When we look at the children themselves, we find that many are not living with their parents, and, in many cases, this is because their parents or one parent is not alive. We know that the situation significantly increase the risk of poor health for children. It also reminds us in the clinical setting that the woman who comes with a child is in many cases not the child’s mother. It’s a good idea to ask. It comes as something of a shock that nearly one in three children in KwaZulu Natal has lost one or both parents.
These graphs which come from Children Count project of the Children’s Institute of the University of Cape Town and published in the South African Child  Gauge last year. The position in each province is shown for 2003 (brown) and 2010 (blue). The bars show changes in absolute level of income poverty defined as living on household income of less than 575 rand a month. Hearteningly levels of child poverty are dropping; however in some provinces more than 70% of children are living in poverty and the level of poverty for children is higher than it is for adults all over the country.
When looked at through the lens of food security, we see general improvements here as well, though an inexplicable change for the worse in the Northern Cape. But significantly, any children in South Africa (about one in six) are still experiencing hunger regularly. I wonder if anybody can explain why these improvements might have taken place, given that circumstances such as unemployment are not shifting downwards to any significant degree? 3 letters C and S and G….
Looked at from another perspective, we find that children are not living in very good housing in many respects. This is not shifted between 2002 and 2010, and about 2 million children are living in backyards or informal homes. Again, as a proportion, living in poor housing is higher than for adults. The two letters T and B ought to be firing of in our brains, – and letters A, R and I.

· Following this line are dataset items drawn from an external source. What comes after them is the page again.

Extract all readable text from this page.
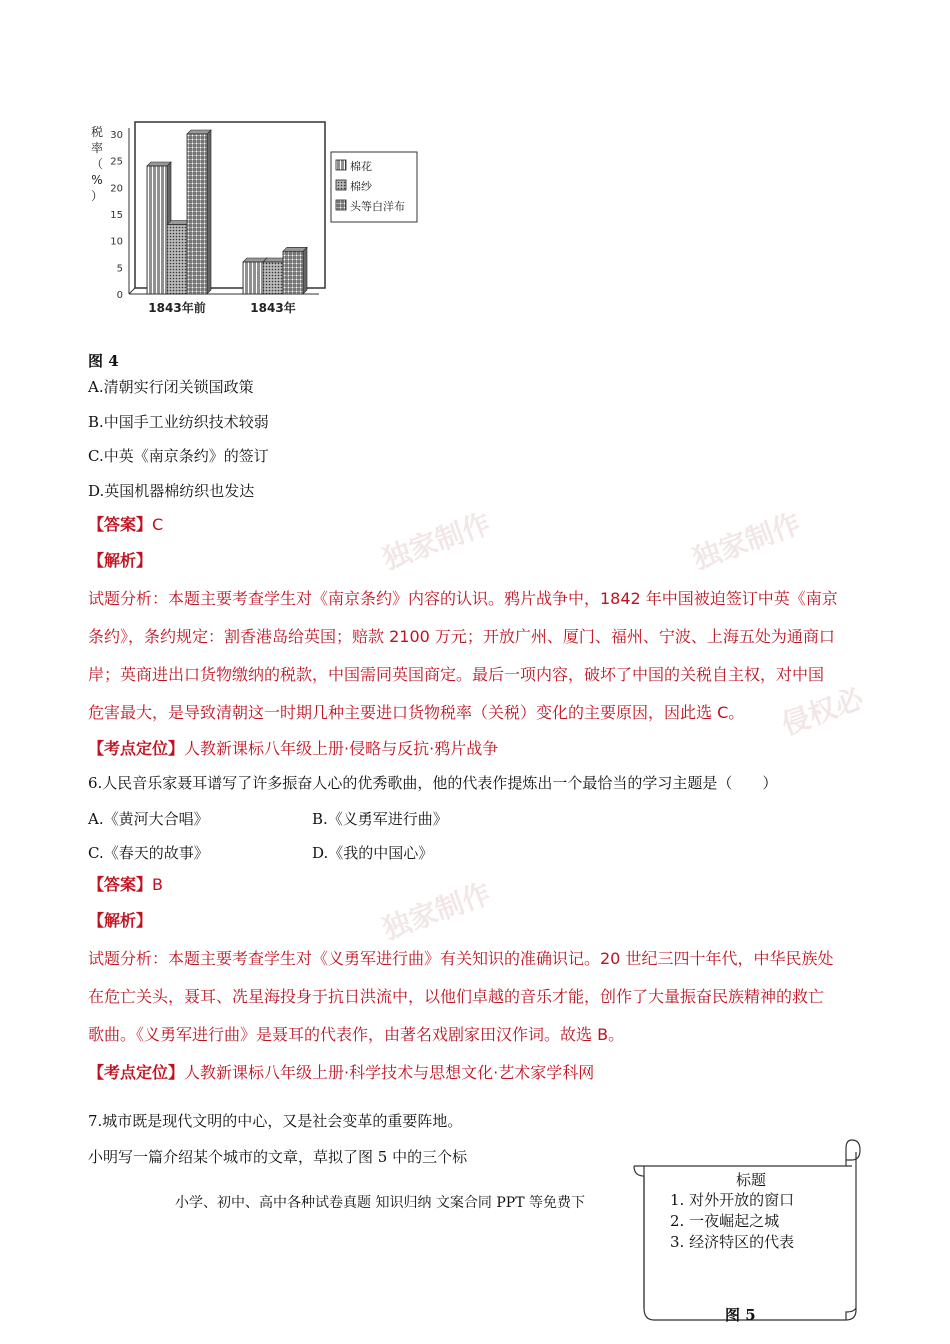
独家制作	独家制作
独家制作
侵权必
0
5
10
15
20
25
30
税
率
（
%
）
1843年前	1843年
棉花
棉纱
头等白洋布
图 4
A.清朝实行闭关锁国政策
B.中国手工业纺织技术较弱
C.中英《南京条约》的签订
D.英国机器棉纺织也发达
【答案】C
【解析】
试题分析：本题主要考查学生对《南京条约》内容的认识。鸦片战争中，1842 年中国被迫签订中英《南京
条约》，条约规定：割香港岛给英国；赔款 2100 万元；开放广州、厦门、福州、宁波、上海五处为通商口
岸；英商进出口货物缴纳的税款，中国需同英国商定。最后一项内容，破坏了中国的关税自主权，对中国
危害最大，是导致清朝这一时期几种主要进口货物税率（关税）变化的主要原因，因此选 C。
【考点定位】人教新课标八年级上册·侵略与反抗·鸦片战争
6.人民音乐家聂耳谱写了许多振奋人心的优秀歌曲，他的代表作提炼出一个最恰当的学习主题是（　　）
A.《黄河大合唱》	B.《义勇军进行曲》
C.《春天的故事》	D.《我的中国心》
【答案】B
【解析】
试题分析：本题主要考查学生对《义勇军进行曲》有关知识的准确识记。20 世纪三四十年代，中华民族处
在危亡关头，聂耳、冼星海投身于抗日洪流中，以他们卓越的音乐才能，创作了大量振奋民族精神的救亡
歌曲。《义勇军进行曲》是聂耳的代表作，由著名戏剧家田汉作词。故选 B。
【考点定位】人教新课标八年级上册·科学技术与思想文化·艺术家学科网
7.城市既是现代文明的中心，又是社会变革的重要阵地。
小明写一篇介绍某个城市的文章，草拟了图 5 中的三个标
小学、初中、高中各种试卷真题 知识归纳 文案合同 PPT 等免费下
标题
1. 对外开放的窗口
2. 一夜崛起之城
3. 经济特区的代表
图 5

And what is it like in terms of access to basic services like water and sanitation? Well, it is very good if you live in an urban-predominant province and it is improving overall, but there are still large numbers of children in this country who do not have access to safe water and safe sanitation. You don’t need me to tell you that this has significant health implications for young children. The letters D and D come to mind.
And looked at from the point of view of multiple deprivation (which I’m heartened to have discovered is being used by the Department of Health to decide where to focus their municipal Ward-based community teams which will be talking about later), you will see that the areas in dark blue of multiple deprivation coincide rather neatly and depressingly with a map that we may remember from the 1970s and 1980s. Yes, the former homelands are still the areas where children are living in dire circumstances with implications for the health indicators we will see in a moment.
So if you are a child – especially very young child – there is a more than average chance that you will live in an environment that promotes your becoming sick, an environment that will also make you more sick if you do get sick. What is more this environment militates against optimal management of your chronic illness or disability if you have one – and you’re more likely to have one because of your environment. You will also live in an environment that makes it more difficult for you to access healthcare.